Stay at home orders have impacted so much of our daily habits, work life, family life, and social life, to name only a few. With such circumstances comes changes in access to food, availability of food, challenges in food shopping, cooking and more. As dietitians, we are here to help.
First off, there is current misconception that certain foods or supplements will keep you safe from contracting COVID-19. There are several headlines or marketing tactics boasting immune boosting benefits or other health claims. It is important time to educate or remind the public that nutrition is a synergistic science part of a larger lifestyle. Health is impacted by cumulative effects, not one magic bullet. The importance of a balanced diet does not go away in times of pandemic. Neither does sleep, exercise, mental health, stress management, social connection, hydration, hand washing, and so on. All of these behaviors provide protective effects in maintaining good immune function, including now.

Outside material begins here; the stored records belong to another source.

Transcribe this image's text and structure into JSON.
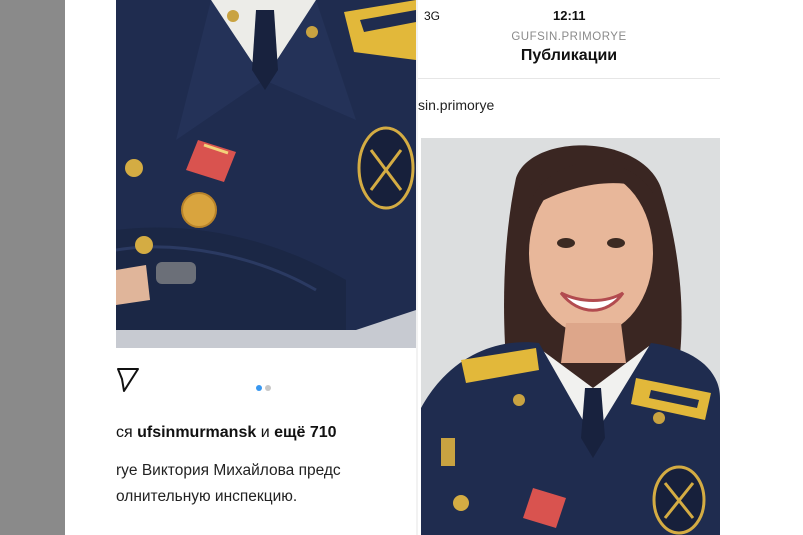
{
  "status_bar": {
    "network": "3G",
    "time": "12:11"
  },
  "header": {
    "profile_name": "GUFSIN.PRIMORYE",
    "title": "Публикации"
  },
  "post_right": {
    "account": "sin.primorye"
  },
  "post_left": {
    "likes_prefix": "ся ",
    "likes_user": "ufsinmurmansk",
    "likes_suffix": " и ",
    "likes_count": "ещё 710",
    "caption_line1": "rye Виктория Михайлова предс",
    "caption_line2": "олнительную инспекцию.",
    "carousel": {
      "total": 2,
      "active": 1
    }
  },
  "icons": {
    "share": "paper-plane-icon"
  },
  "colors": {
    "uniform": "#1f2c4f",
    "epaulette": "#e2b83a",
    "dot_active": "#3897f0",
    "dot_inactive": "#c7c7c7"
  }
}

Staying at home is important for public health right at the current moment, and a common question I’m getting is how to continue eating healthy while going to the grocery store less. Eating on a budget and making the most out of your food is something I’ve helped others navigate for years. Here are some of my top tips:
1. Buy fruits and vegetables with a long shelf life. Common options include: apples, onions, potatoes, garlic, squash, beets, cabbage, carrots, celery, radish, and more.
2. Keep certain fruits and veggies refrigerated to last longer. You can extend the shelf life of certain produce at cold temperatures to slow ripening.
3. Use frozen fruits and vegetables. Yes, they are healthy and nutrient dense! Frozen produce is blanched at peak ripeness and frozen to retain its benefits.
4. Freeze what you won’t eat right away, such as loaves of bread, ample leftovers, sauces, herbs, animal and plant proteins, and more.
5. Eat more beans! They are an incredibly cheap, versatile, and nutrient dense form of plant based protein, complex carbohydrates, fiber, and other vitamins and minerals beneficial to physical and mental health. They can be bought dry, canned, or boxed, making them a great shelf stable item to have on hand at any time. They can be served warm or cold in a variety of dishes and paired with a variety of other foods, sauces, herbs, spices, and more.
6. Pantry staples for any day, not just pandemic: oats, nuts and nut butters, grains of choice (such as pasta, rice, quinoa, farro, etc), lentils, beans, dried fruits, olive oil, herbs & spices.
7. Shop based on your preferences and what you know you will use. A stocked kitchen won’t provide you with nutrition if you don’t eat it!
It is not a coincidence that my quarantine grocery shopping suggestions are the same as pre-pandemic times. A balanced diet allows for sustainability and flexibility no matter what life throws at us. This is the ultimate test for us to reflect on longevity and practicality of our food choices or behaviors.
There are other myths that have come about regarding food and groceries in the current circumstances. It is important to be aware of the science, versus hearsay. Why? Because misinformation can sometimes do more harm than good.
Below are common myths vs. truths to navigate food during corona virus:
(Source: Dietitian Connection, https://dietitianconnection.com/covid-19/)
Access to food in our society is a privilege, but everyone deserves the opportunity to properly nourish themselves and their families. If the current circumstances have left you experiencing food insecurity, find local resources near you at www.FeedingAmerica.com, or contact me for more resources. With the overwhelming amount of negative or scary information on the news, there are also some incredible acts of humanity, with several resources people pulled together to help those in need. Remember that this is temporary, and when taken one day at a time we can ease the anxieties of the unknown. Nourishing ourselves to the best of our abilities is one way we can get through this time and come out the other side.